Asked if he regrets returning to the discipline that made him a triple world champion and earned him recognition by Her Majesty the Queen, Priaulx’s response is clear. “A lot of drivers would probably say ‘no’, I’ve won this title three times and I’ve won a lot of races. But to come back and drive in this new series as competitive as it is, learning front-wheel drive, I am quite proud I have attempted that. Racing is tough, even when you are winning it doesn’t feel easy. You just have to do your job professionally and work well within the team. In motor racing, if you have an ego it soon gets knocked out of you. I don’t have an ego, I’ve just had to work hard and I feel proud of myself, having had the career I’ve had, to come back and have a go.”

Priaulx would also like to “have a go” in 2020 when he believes he’ll have much more to offer. “The way the season works the cars are travelling so much, you don’t have a chance to really test a lot and find your own way, your own set-up. Next year will be a lot stronger for me, going to tracks I know, a bit more time over the winter to work on the issues I have had. It’s very, very challenging to learn front-wheel drive. It’s like putting your feet on back to front, everything I have done in the last 20 years I have to forget and start again, but I’ve enjoyed that learning process.

“I have done a lot of winning in my career but I’ve also learned how to lose. Even my first year in European Touring Cars I didn’t win a race until Brno, which was nearly halfway through the season, and then I won one and never looked back after that. WTCR is tough and you’ve got to bring the team in and everybody around you. Cyan have been very good to give me a chance. They took a risk with me because I’ve been out of [World Touring Car racing] for a long time and I’m very grateful to them, but very hopeful we can continue this great relationship into the future.

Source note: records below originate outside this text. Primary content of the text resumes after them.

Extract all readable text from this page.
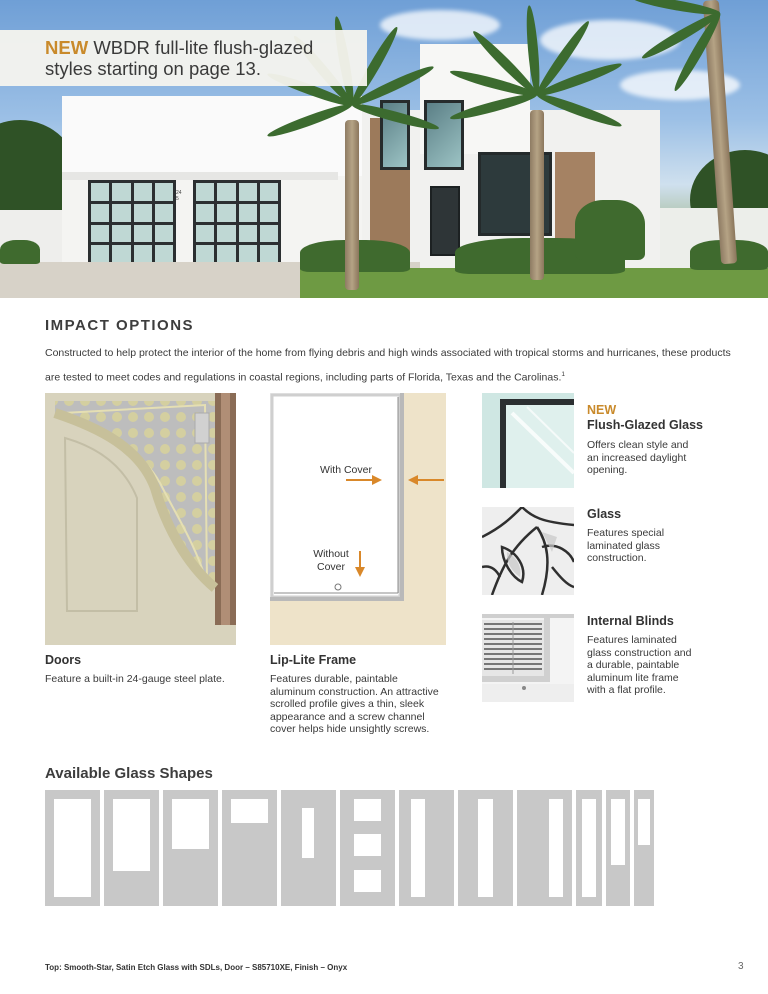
245

NEW WBDR full-lite flush-glazed

styles starting on page 13.

IMPACT OPTIONS

Constructed to help protect the interior of the home from flying debris and high winds associated with tropical storms and hurricanes, these products are tested to meet codes and regulations in coastal regions, including parts of Florida, Texas and the Carolinas.$^1$

Doors
Feature a built-in 24-gauge steel plate.
With Cover
Without
Cover
Lip-Lite Frame
Features durable, paintable
aluminum construction. An attractive
scrolled profile gives a thin, sleek
appearance and a screw channel
cover helps hide unsightly screws.
NEW
Flush-Glazed Glass
Offers clean style and
an increased daylight
opening.
Glass
Features special
laminated glass
construction.
Internal Blinds
Features laminated
glass construction and
a durable, paintable
aluminum lite frame
with a flat profile.
Available Glass Shapes
Top: Smooth-Star, Satin Etch Glass with SDLs, Door – S85710XE, Finish – Onyx	3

“Can I be back to where I was? Yes, look at Yvan [Muller]. He’s fighting for the title but he’s older than me and still proving he can perform at such a high level. It’s also possible for me so I’m going to keep working, keep believing, that’s the key.”

Two moments that made Macau magic for Priaulx
“Winning the first world title [in 2005] was very special because that was a big moment for me, fundamental to where I am today. I was very proud winning the third one there [in 2007] because we didn’t have the fastest car that year and we were racing [against] the SEAT diesel which was dominant. Yvan had some bad luck at the end but I kept us in the championship all year in a car that wasn’t really the car to be in. I was proud of that and proud that nobody could say it was luck because I won four in a row [when you consider the ETCC title in 2004]. There were all sorts of things about ‘you use the reverse grid to help you’ but I won just as many race ones as I did race twos, so I kind of took all the criticism and sealed it off. Four in a row is not luck, I made it happen, and Macau was very special for me.”